After hours on the road at each other’s throats, George and Linda happen upon Elysium, a place they suspected was a bed and breakfast, but is actually an “intentional community” populated by an assortment of oddballs like the eternally stuck in the early 90s leader named Seth (Justin Theroux), the somewhat senile, but kindly founder (Alan Alda), a nudist wine maker (Jo Lo Trugilo), and a free love espousing sexpot (Malin Ackerman). After things go disastrously in Atlanta, George insists they stay in Elysium where everything appears nice and pure, but eventually their roles are reversed once Linda starts to warm up to the charismatic, but crazed Seth.
While lacking anything more than the most rudimentary point A to point B structure, Wanderlust has some of the most interesting characters for an offbeat comedy. The humour tells the audience all they need to know about these people without ever sending the movie into the realm of parody. It’s hard to pick a true standout among the cast members, from Wain veterans Rudd, Theroux, and Trugilo to newcomers like Aniston and Ackerman. While George and Linda are front and centre, this is most assuredly an ensemble piece in every sense of the word.
The focus on the characters also leads to some whip smart social satire surrounding the economics of happiness. George and Linda only think they are happy, both in New York and at Elysium, but neither of them knows just what they were looking for even by the end of the film. They trade a confined studio apartment for a wide open commune and realize that the latter has even more constricting rules. George’s brother paints his life to be a perfect picture of well-to-do bliss, but he can’t see that his lifestyle looks patently ridiculous. Even the denizens of Elysium are prone to the same pitfalls since most of them are there because they found people that like the sounds of their voice almost as much as they do themselves. In the film’s best and most telling moment, a frustrated George storms away from Elysium saying “I’m not the weird one, I’m the majority.” It’s a well spoken bit of confusion that lends the film’s title so much weight since Wain and Marino have proven that while he isn’t part of the commune’s majority, he really isn’t in the majority anywhere.

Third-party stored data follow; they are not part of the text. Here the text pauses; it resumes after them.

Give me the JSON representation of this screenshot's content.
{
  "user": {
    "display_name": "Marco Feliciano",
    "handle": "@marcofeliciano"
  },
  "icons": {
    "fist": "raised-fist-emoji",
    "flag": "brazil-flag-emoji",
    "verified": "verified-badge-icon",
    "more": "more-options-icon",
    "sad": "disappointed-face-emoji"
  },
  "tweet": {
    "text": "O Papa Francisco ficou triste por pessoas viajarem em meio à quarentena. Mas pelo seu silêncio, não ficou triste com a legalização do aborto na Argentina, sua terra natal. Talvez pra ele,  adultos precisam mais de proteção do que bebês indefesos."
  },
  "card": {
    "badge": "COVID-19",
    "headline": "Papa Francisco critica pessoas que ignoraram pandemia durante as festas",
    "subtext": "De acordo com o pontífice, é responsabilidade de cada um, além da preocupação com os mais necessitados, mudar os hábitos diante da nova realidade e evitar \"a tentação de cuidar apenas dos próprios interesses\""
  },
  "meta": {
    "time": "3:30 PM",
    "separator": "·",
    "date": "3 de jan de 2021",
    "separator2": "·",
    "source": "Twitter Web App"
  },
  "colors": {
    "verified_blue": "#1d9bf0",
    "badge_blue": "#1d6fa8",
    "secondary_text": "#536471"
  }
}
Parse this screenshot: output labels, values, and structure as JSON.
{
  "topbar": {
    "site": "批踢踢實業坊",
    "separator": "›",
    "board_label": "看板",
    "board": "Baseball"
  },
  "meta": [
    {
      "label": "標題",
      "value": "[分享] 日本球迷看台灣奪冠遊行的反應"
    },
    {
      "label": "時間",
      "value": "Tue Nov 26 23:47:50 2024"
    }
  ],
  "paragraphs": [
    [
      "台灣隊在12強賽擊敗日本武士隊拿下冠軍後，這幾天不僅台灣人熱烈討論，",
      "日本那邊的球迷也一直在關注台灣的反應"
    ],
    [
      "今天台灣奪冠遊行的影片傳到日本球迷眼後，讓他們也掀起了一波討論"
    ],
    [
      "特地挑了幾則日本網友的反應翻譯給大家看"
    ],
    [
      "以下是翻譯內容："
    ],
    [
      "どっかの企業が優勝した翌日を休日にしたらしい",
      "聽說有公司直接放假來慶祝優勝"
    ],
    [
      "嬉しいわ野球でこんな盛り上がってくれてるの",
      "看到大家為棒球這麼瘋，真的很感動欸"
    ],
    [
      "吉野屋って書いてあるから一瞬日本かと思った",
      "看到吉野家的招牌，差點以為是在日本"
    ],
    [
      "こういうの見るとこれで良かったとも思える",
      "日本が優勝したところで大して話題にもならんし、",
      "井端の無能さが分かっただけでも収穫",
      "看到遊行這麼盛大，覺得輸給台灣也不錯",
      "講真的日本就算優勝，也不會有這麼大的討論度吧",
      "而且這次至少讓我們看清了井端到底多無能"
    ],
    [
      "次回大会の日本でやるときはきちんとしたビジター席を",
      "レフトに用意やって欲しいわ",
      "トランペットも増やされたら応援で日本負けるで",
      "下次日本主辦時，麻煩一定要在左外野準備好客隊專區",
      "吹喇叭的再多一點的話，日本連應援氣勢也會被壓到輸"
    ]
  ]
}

While not as based in free association as the comedic genius of the underrated Wet Hot American Summer, Wain’s latest strikes a tone closer to that film than the crowd pleasing leanings of Role Models. It’s strange to see a mainstream studio film with this much full frontal male and female nudity played for laughs, but even stranger to see one that also includes a birthing sequence, a dream sequence involving a coffee drinking housefly, and five straight minutes of Paul Rudd dirty talking to himself in the mirror. Again, it’s an acquired taste, but for those willing to drink it in, the Kool-Aid is pretty great.
Despite a subplot involving the potential eviction of the commune feeling somewhat tacked on, Wanderlust picks a consistent tone and sticks to it, and the hit to miss gag ratio is pretty high for fans of Wain’s previous work. The film undoubtedly stands to be a tough sell based on the material, but I hope it’s successful and that Wain continues his solid comedic track record. His particular blend of sarcasm, smarts, and unsentimental sweetness make up a voice unlike any other working in cinema or television today.